Agora, com relação às taxas de crescimento do produto e o nível das taxas de juros reais, importante ressaltar que o Brasil registra um crescimento econômico pífio em torno de 2% em média nos últimos 40 anos, enquanto nos últimos 25 anos apresentou uma taxa média de crescimento anual dos juros reais (4,6%) vis-à-vis ao crescimento do PIB de 2,1%. In casu, importante ressaltar que, se a taxa de juros real (r), dada a taxa de inflação, cresce mais do que o PIB (g), tudo mais constante, isso faz com que o serviço da dívida cresça também mais rápido que o PIB; será necessário, então, gerar superávit para que a relação dívida/pib se estabilize, impactando o nível de investimento enquanto variável discricionária diminuindo assim o crescimento econômico. Vale destacar, “não é a economia que deve equilibrar o orçamento, mas o orçamento é que deve equilibrar a economia”.

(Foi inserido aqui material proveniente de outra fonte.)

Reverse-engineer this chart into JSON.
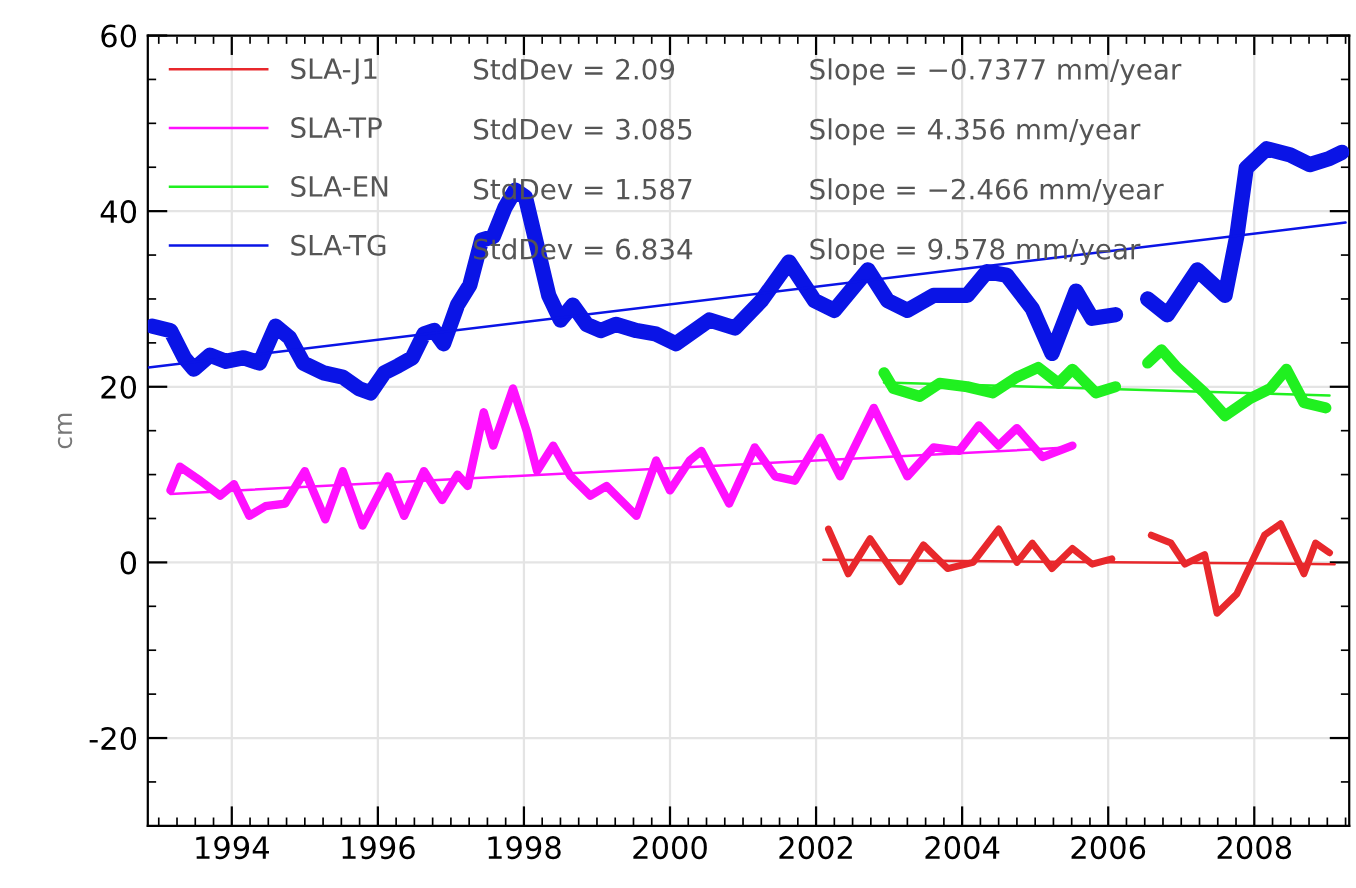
{
  "chart_data": {
    "type": "line",
    "ylabel": "cm",
    "xlim": [
      1992.85,
      2009.3
    ],
    "ylim": [
      -30,
      60
    ],
    "xticks": [
      1994,
      1996,
      1998,
      2000,
      2002,
      2004,
      2006,
      2008
    ],
    "yticks": [
      -20,
      0,
      20,
      40,
      60
    ],
    "grid": true,
    "legend": "top left",
    "marker": "none",
    "line_style": "solid",
    "series": [
      {
        "name": "SLA-J1",
        "color": "#e8282c",
        "x": [
          2002.17,
          2002.44,
          2002.74,
          2002.93,
          2003.15,
          2003.47,
          2003.8,
          2004.15,
          2004.5,
          2004.75,
          2004.96,
          2005.23,
          2005.51,
          2005.78,
          2006.05,
          2006.3,
          2006.59,
          2006.86,
          2007.05,
          2007.32,
          2007.49,
          2007.76,
          2008.14,
          2008.36,
          2008.68,
          2008.84,
          2009.03
        ],
        "values": [
          3.8,
          -1.3,
          2.7,
          0.4,
          -2.2,
          2.0,
          -0.7,
          0.0,
          3.8,
          0.0,
          2.2,
          -0.7,
          1.6,
          -0.2,
          0.4,
          null,
          3.1,
          2.2,
          -0.2,
          0.9,
          -5.8,
          -3.6,
          3.1,
          4.4,
          -1.3,
          2.2,
          1.1
        ]
      },
      {
        "name": "SLA-TP",
        "color": "#ff10ff",
        "x": [
          1993.16,
          1993.29,
          1993.57,
          1993.84,
          1994.03,
          1994.24,
          1994.46,
          1994.73,
          1995.0,
          1995.28,
          1995.52,
          1995.79,
          1996.14,
          1996.36,
          1996.63,
          1996.88,
          1997.09,
          1997.23,
          1997.45,
          1997.58,
          1997.85,
          1998.04,
          1998.18,
          1998.4,
          1998.64,
          1998.91,
          1999.13,
          1999.54,
          1999.81,
          2000.0,
          2000.27,
          2000.43,
          2000.81,
          2001.16,
          2001.44,
          2001.71,
          2002.06,
          2002.33,
          2002.79,
          2003.25,
          2003.61,
          2003.96,
          2004.23,
          2004.5,
          2004.75,
          2005.1,
          2005.51
        ],
        "values": [
          8.2,
          10.9,
          9.3,
          7.6,
          8.9,
          5.3,
          6.4,
          6.7,
          10.4,
          4.9,
          10.4,
          4.2,
          9.8,
          5.3,
          10.4,
          7.1,
          10.0,
          8.7,
          17.1,
          13.3,
          19.8,
          14.9,
          10.4,
          13.3,
          9.8,
          7.6,
          8.7,
          5.3,
          11.6,
          8.2,
          11.6,
          12.7,
          6.7,
          13.1,
          9.8,
          9.3,
          14.2,
          9.8,
          17.6,
          9.8,
          13.1,
          12.7,
          15.6,
          13.3,
          15.3,
          12.0,
          13.3
        ]
      },
      {
        "name": "SLA-EN",
        "color": "#20f020",
        "x": [
          2002.93,
          2003.06,
          2003.42,
          2003.69,
          2004.07,
          2004.42,
          2004.75,
          2005.04,
          2005.32,
          2005.51,
          2005.83,
          2006.1,
          2006.3,
          2006.54,
          2006.73,
          2006.94,
          2007.32,
          2007.6,
          2007.95,
          2008.22,
          2008.44,
          2008.68,
          2008.98
        ],
        "values": [
          21.6,
          19.8,
          18.9,
          20.4,
          20.0,
          19.3,
          21.1,
          22.2,
          20.4,
          22.0,
          19.3,
          20.0,
          null,
          22.7,
          24.2,
          22.2,
          19.3,
          16.7,
          18.7,
          19.8,
          22.0,
          18.2,
          17.6
        ]
      },
      {
        "name": "SLA-TG",
        "color": "#0a14e6",
        "x": [
          1992.91,
          1993.16,
          1993.35,
          1993.48,
          1993.7,
          1993.92,
          1994.16,
          1994.38,
          1994.6,
          1994.79,
          1994.98,
          1995.25,
          1995.52,
          1995.74,
          1995.9,
          1996.09,
          1996.28,
          1996.47,
          1996.63,
          1996.77,
          1996.9,
          1997.09,
          1997.26,
          1997.42,
          1997.58,
          1997.74,
          1997.88,
          1998.02,
          1998.18,
          1998.34,
          1998.5,
          1998.67,
          1998.86,
          1999.05,
          1999.26,
          1999.54,
          1999.81,
          2000.08,
          2000.54,
          2000.89,
          2001.25,
          2001.63,
          2001.98,
          2002.25,
          2002.71,
          2002.98,
          2003.25,
          2003.61,
          2004.07,
          2004.34,
          2004.61,
          2004.96,
          2005.23,
          2005.56,
          2005.78,
          2006.1,
          2006.3,
          2006.54,
          2006.81,
          2007.22,
          2007.6,
          2007.76,
          2007.89,
          2008.17,
          2008.49,
          2008.76,
          2009.03,
          2009.2
        ],
        "values": [
          26.9,
          26.4,
          23.3,
          22.0,
          23.6,
          22.9,
          23.3,
          22.7,
          26.9,
          25.6,
          22.7,
          21.6,
          21.1,
          19.8,
          19.3,
          21.6,
          22.4,
          23.3,
          26.0,
          26.4,
          24.9,
          29.3,
          31.6,
          36.7,
          37.1,
          40.4,
          42.4,
          41.6,
          36.0,
          30.4,
          27.6,
          29.3,
          27.1,
          26.4,
          27.1,
          26.4,
          26.0,
          24.9,
          27.6,
          26.7,
          29.8,
          34.2,
          29.8,
          28.7,
          33.3,
          29.8,
          28.7,
          30.4,
          30.4,
          33.1,
          32.7,
          28.9,
          23.8,
          30.9,
          27.8,
          28.2,
          null,
          30.0,
          28.2,
          33.3,
          30.4,
          37.1,
          44.9,
          47.1,
          46.4,
          45.3,
          46.0,
          46.7
        ]
      },
      {
        "color": "#e8282c",
        "x": [
          2002.1,
          2009.1
        ],
        "values": [
          0.3,
          -0.2
        ]
      },
      {
        "color": "#ff10ff",
        "x": [
          1993.16,
          2005.5
        ],
        "values": [
          7.8,
          13.1
        ]
      },
      {
        "color": "#20f020",
        "x": [
          2002.93,
          2009.03
        ],
        "values": [
          20.5,
          19.0
        ]
      },
      {
        "color": "#0a14e6",
        "x": [
          1992.86,
          2009.25
        ],
        "values": [
          22.2,
          38.7
        ]
      }
    ],
    "annotations": [
      "StdDev = 2.09",
      "Slope = −0.7377 mm/year",
      "StdDev = 3.085",
      "Slope = 4.356 mm/year",
      "StdDev = 1.587",
      "Slope = −2.466 mm/year",
      "StdDev = 6.834",
      "Slope = 9.578 mm/year"
    ]
  }
}
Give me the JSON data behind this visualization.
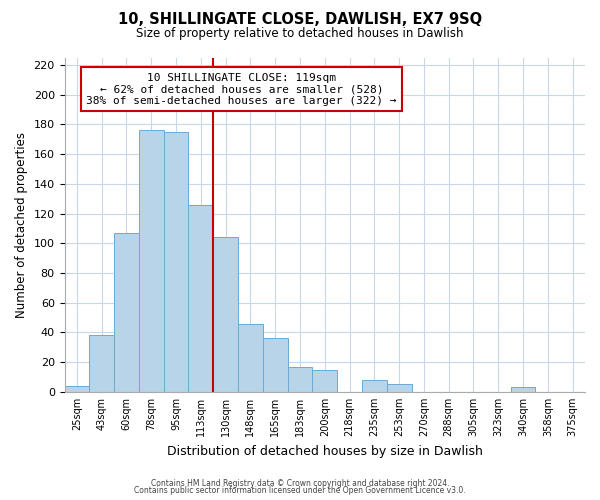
{
  "title": "10, SHILLINGATE CLOSE, DAWLISH, EX7 9SQ",
  "subtitle": "Size of property relative to detached houses in Dawlish",
  "xlabel": "Distribution of detached houses by size in Dawlish",
  "ylabel": "Number of detached properties",
  "bar_labels": [
    "25sqm",
    "43sqm",
    "60sqm",
    "78sqm",
    "95sqm",
    "113sqm",
    "130sqm",
    "148sqm",
    "165sqm",
    "183sqm",
    "200sqm",
    "218sqm",
    "235sqm",
    "253sqm",
    "270sqm",
    "288sqm",
    "305sqm",
    "323sqm",
    "340sqm",
    "358sqm",
    "375sqm"
  ],
  "bar_values": [
    4,
    38,
    107,
    176,
    175,
    126,
    104,
    46,
    36,
    17,
    15,
    0,
    8,
    5,
    0,
    0,
    0,
    0,
    3,
    0,
    0
  ],
  "bar_color": "#b8d4e8",
  "bar_edge_color": "#6aaad4",
  "vline_x": 6.0,
  "vline_color": "#cc0000",
  "annotation_title": "10 SHILLINGATE CLOSE: 119sqm",
  "annotation_line1": "← 62% of detached houses are smaller (528)",
  "annotation_line2": "38% of semi-detached houses are larger (322) →",
  "annotation_box_color": "#ffffff",
  "annotation_box_edge": "#cc0000",
  "ylim": [
    0,
    225
  ],
  "yticks": [
    0,
    20,
    40,
    60,
    80,
    100,
    120,
    140,
    160,
    180,
    200,
    220
  ],
  "footer1": "Contains HM Land Registry data © Crown copyright and database right 2024.",
  "footer2": "Contains public sector information licensed under the Open Government Licence v3.0.",
  "bg_color": "#ffffff",
  "grid_color": "#c8d8e8"
}
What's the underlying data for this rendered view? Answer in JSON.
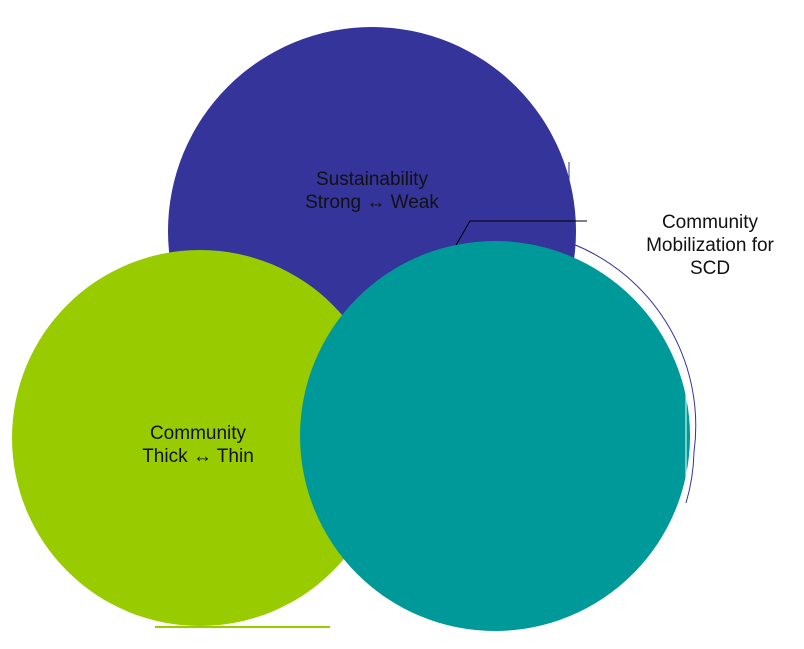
{
  "colors": {
    "sustainability": "#35349a",
    "community": "#99cc00",
    "mobilization": "#009999",
    "outline": "#35349a",
    "callout_line": "#000000"
  },
  "circles": {
    "sustainability": {
      "line1": "Sustainability",
      "line2": "Strong ↔ Weak"
    },
    "community": {
      "line1": "Community",
      "line2": "Thick ↔ Thin"
    }
  },
  "callout": {
    "line1": "Community",
    "line2": "Mobilization for",
    "line3": "SCD"
  }
}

Nessa linha, dois laureados com o Prêmio Nobel, Paul Krugman e Joseph Stiglitz, defendem que os déficits não são necessariamente problemáticos, não existe óbice se há eficiência alocativa em investimentos e, principalmente, se esse gasto ocorre quando o objetivo é restabelecer a demanda agregada sem pressionar a capacidade instalada provocando inflação. Nesse diapasão, e de acordo com Keynes (1936), o sistema capitalista apresenta defeitos congênitos, dentre os quais, o aumento da concentração da renda e da riqueza, os quais, se não corrigidos, por meio da ação do Estado com uma política tributária progressiva, isto é cobrar mais de quem tem mais, combinada com uma política orçamentária regressiva, destinar mais para quem tem menos, o conduziria, inexoravelmente, para o colapso. A defesa do equilíbrio orçamentário em qualquer circunstância, não pode asfixiar os investimentos públicos prejudicando o crescimento econômico sustentável e inclusivo com a consequente redução da pobreza e a melhoria da qualidade de vida da população.
Por fim, desigualdades em patamares tão extremos, além da injustiça em si, podem provocar instabilidade econômica e política, baixo crescimento, reduzida mobilidade social e perda de confiança nas instituições e o próprio funcionamento da democracia é colocada em risco, como afirma o Papa Francisco, “não há democracia com fome, nem desenvolvimento com pobreza, nem justiça na desigualdade”. Os fatos estilizados que contribuem para nossa desigualdade de renda e social são os nossos verdadeiros déficits que importam.